La police britannique s'intéresse à la Banque d'Angleterre

le 05/03/2015 L'AGEFI Quotidien / Edition de 7H

Le Serious Fraud Office soupçonne l'existence de manipulations au cours des adjudications de liquidités au système bancaire entre 2007 et 2008.

Déjà mise en cause dans le scandale de la manipulation du marché des changes, la Banque d’Angleterre (BoE) se trouve cette fois sous le feu d’une enquête pénale sans précédent. La banque centrale britannique a en effet admis que le Serious Fraud Office (SFO), en charge de la lutte contre la délinquance économique et financière, enquêtait sur des soupçons de manipulations liées aux adjudications de liquidités qu’elle a menées entre 2007 et 2008, au début de la crise financière, alors que son système bancaire était soumis à de fortes tensions. Elle est sortie du bois suite à une déclaration laconique formulée un peu plus tôt dans la journée par le SFO.

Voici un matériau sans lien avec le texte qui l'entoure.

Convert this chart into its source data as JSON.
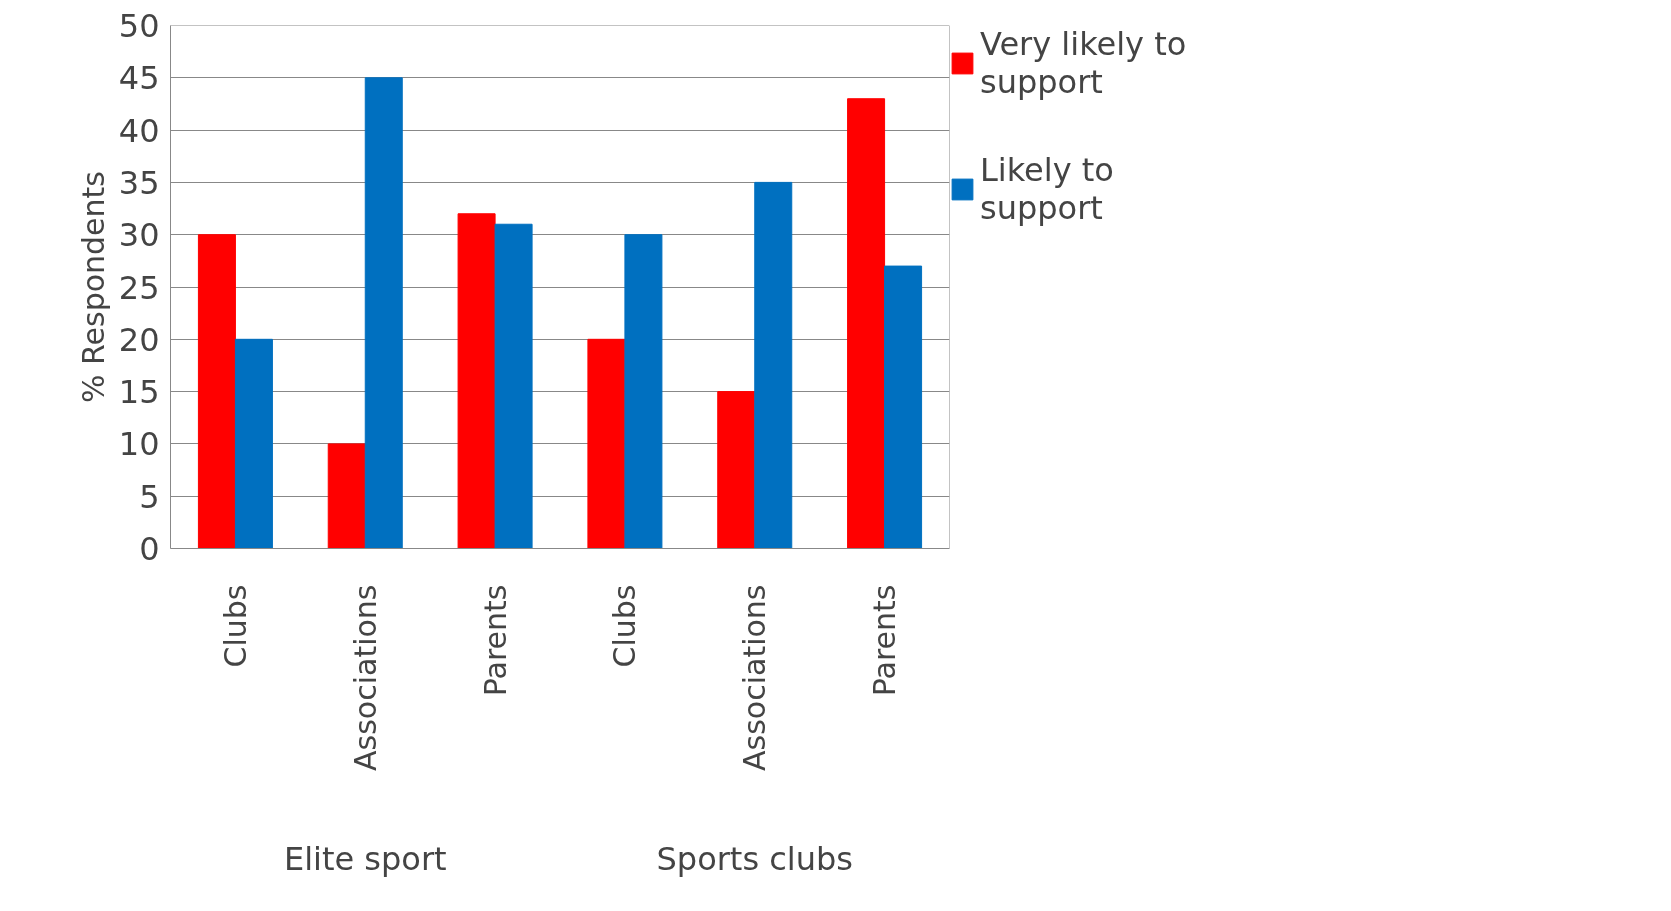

En fait, c’est la banque centrale elle-même qui a alerté le SFO il y a plusieurs mois. «Suite à la confirmation par le SFO qu’il étudiait les informations communiquées par la Banque d’Angleterre, la Banque peut maintenant confirmer qu’elle avait mandaté le Queen’s Council [avocat nommé par la couronne] Lord Grabiner pour conduire une enquête indépendante relative aux enchères de liquidité au cours de la crise financière en 2007 et 2008. Suite aux conclusions de cette enquête initiale, la BoE a soumis le dossier au SFO le 20 novembre 2014. Etant donné que les investigations sont toujours en cours, il n’est pas approprié de faire davantage de commentaires sur le sujet pour le moment», a expliqué l’institution dans son communiqué.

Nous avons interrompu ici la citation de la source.